Inside the heavy glass door, a grey-haired, grey-uniformed attendant gave him a freezing welcome. It was a quarter to five. “I’m calling for Miss Jerold,” Turner said quickly, before the time could be mentioned.

The man thawed. “You didn’t seem the type who wanted to be locked in here overnight,” he said, and glanced at a mobile, balancing like a praying mantis over his head. “Miss Jerold’s in there.” He nodded towards an arch leading from the broad grey hall of mobiles and sculptures. He lowered his voice. “She’s having a bad time. The graveyard shift, we call it.”

Turner followed the man’s nod, and entered a large room. Here the walls were greenish-blue, the pictures well spaced and carefully lighted.

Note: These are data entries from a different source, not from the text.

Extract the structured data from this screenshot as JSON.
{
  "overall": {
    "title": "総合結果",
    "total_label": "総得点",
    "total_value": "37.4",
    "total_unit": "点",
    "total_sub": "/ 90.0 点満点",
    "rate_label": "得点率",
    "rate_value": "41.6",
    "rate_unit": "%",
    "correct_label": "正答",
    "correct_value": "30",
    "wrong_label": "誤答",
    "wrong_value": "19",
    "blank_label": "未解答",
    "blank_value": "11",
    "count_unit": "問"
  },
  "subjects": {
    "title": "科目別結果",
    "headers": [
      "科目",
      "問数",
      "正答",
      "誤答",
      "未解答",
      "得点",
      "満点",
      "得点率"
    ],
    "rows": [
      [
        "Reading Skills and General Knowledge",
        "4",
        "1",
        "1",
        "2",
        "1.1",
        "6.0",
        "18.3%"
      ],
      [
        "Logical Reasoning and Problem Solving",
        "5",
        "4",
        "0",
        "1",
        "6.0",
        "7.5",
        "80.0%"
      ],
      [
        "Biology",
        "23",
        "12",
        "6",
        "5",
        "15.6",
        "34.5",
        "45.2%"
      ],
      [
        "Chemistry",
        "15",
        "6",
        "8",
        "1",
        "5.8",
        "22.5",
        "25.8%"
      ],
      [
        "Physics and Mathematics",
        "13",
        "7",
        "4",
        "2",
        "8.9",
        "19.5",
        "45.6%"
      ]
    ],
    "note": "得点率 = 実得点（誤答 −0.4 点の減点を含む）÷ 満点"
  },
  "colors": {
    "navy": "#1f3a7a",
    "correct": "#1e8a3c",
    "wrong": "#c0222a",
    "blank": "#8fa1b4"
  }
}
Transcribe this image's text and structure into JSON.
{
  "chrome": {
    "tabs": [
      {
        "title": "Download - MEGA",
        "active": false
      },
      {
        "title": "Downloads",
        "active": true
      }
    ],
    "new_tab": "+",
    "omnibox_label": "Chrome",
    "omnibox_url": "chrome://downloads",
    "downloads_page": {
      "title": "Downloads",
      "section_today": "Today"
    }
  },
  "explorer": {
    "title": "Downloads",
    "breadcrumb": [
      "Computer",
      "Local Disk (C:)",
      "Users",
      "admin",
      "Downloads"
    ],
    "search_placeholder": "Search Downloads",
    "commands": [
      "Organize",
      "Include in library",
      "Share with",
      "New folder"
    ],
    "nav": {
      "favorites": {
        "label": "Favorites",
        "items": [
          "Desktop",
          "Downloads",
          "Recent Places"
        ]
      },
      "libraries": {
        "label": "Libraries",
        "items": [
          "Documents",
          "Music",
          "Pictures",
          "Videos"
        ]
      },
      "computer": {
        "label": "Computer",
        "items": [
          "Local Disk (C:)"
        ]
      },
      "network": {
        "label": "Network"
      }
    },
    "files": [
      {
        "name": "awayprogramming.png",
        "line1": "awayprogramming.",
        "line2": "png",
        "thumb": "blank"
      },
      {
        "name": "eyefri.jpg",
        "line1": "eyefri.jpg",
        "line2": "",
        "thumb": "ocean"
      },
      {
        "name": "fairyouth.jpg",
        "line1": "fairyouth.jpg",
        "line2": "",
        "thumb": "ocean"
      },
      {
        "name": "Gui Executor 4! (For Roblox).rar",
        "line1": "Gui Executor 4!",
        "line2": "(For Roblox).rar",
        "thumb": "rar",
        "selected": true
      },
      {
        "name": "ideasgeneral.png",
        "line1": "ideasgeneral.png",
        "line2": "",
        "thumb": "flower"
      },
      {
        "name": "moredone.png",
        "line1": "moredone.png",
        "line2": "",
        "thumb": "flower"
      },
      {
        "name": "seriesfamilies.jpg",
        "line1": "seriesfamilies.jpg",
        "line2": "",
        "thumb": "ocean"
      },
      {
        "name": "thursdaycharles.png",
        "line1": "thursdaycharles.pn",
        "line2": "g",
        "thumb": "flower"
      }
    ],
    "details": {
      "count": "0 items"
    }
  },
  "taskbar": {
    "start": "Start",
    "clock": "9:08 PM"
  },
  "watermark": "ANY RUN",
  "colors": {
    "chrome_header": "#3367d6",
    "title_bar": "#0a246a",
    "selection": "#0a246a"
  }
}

A small group of schoolchildren, of various shapes and ages, partially subdued by an iron-grey teacher, was clustered in front of a series of abstract paintings. And Kate was there, explaining, trying to keep a smile on her lips and a soft edge to her voice.

A determined individualist, masculine, twelve years old, faced her accusingly. “But what does it
mean?”
he was asking, obviously for the second or third time.

“Now, Billy,” the grey-haired schoolteacher began.

“That’s all right, Miss Greer,” Kate remembered to say before the last piece of authority was snatched from her. “That’s a good question, Billy. Do you remember what I called the paintings in this room when we came in here?”

Billy frowned. He remembered. But he was waiting to see the trick develop: a good question, was it? Then why didn’t she answer it?

“They’re
abstracts,”
a round-faced little girl said, and looked contemptuously at Billy. His frown increased, hating all women still more.

“And abstracts are designs,” Kate said. “They don’t need to have a meaning. They’re a design that the artist wanted to make.”

“Linoleum patterns,” Billy said. “My father says they’re linoleum patterns.”

“There are other patterns, too.” Kate’s smile was still there. “What about the patterns of clouds in the sky?”

“That means rain,” Billy said.

“No, it doesn’t. Not always,” another boy said.

“What about the pattern of the stars?” a girl asked, her thin clear voice trailing away at her own temerity.

“That means something,” Billy said, not yielding an inch. “The stars wouldn’t be there if they didn’t mean something.”

There was a short silence.

Kate looked at the door as if for help. She saw Bob Turner. For a moment, she was still. Then her eyes dropped, her voice seemed stifled as she said, “You mean, Billy, that the stars have a reason why they are in the sky?”

Billy granted her that.

“There’s a reason too for these pictures. The artists wanted to paint them, just that way, in no other way. That’s the reason for them.”

“Is that
all
the reason?” Billy asked in disgust.

“Now, Billy,” said Miss Greer, coming to life with a problem she could face. “You mustn’t speak that way.”

Kate said, “Artists think that is a good reason. When you paint, Billy, don’t you put red just where you want red, green where you want green?”

Billy was silent, obviously groping for a firm reply.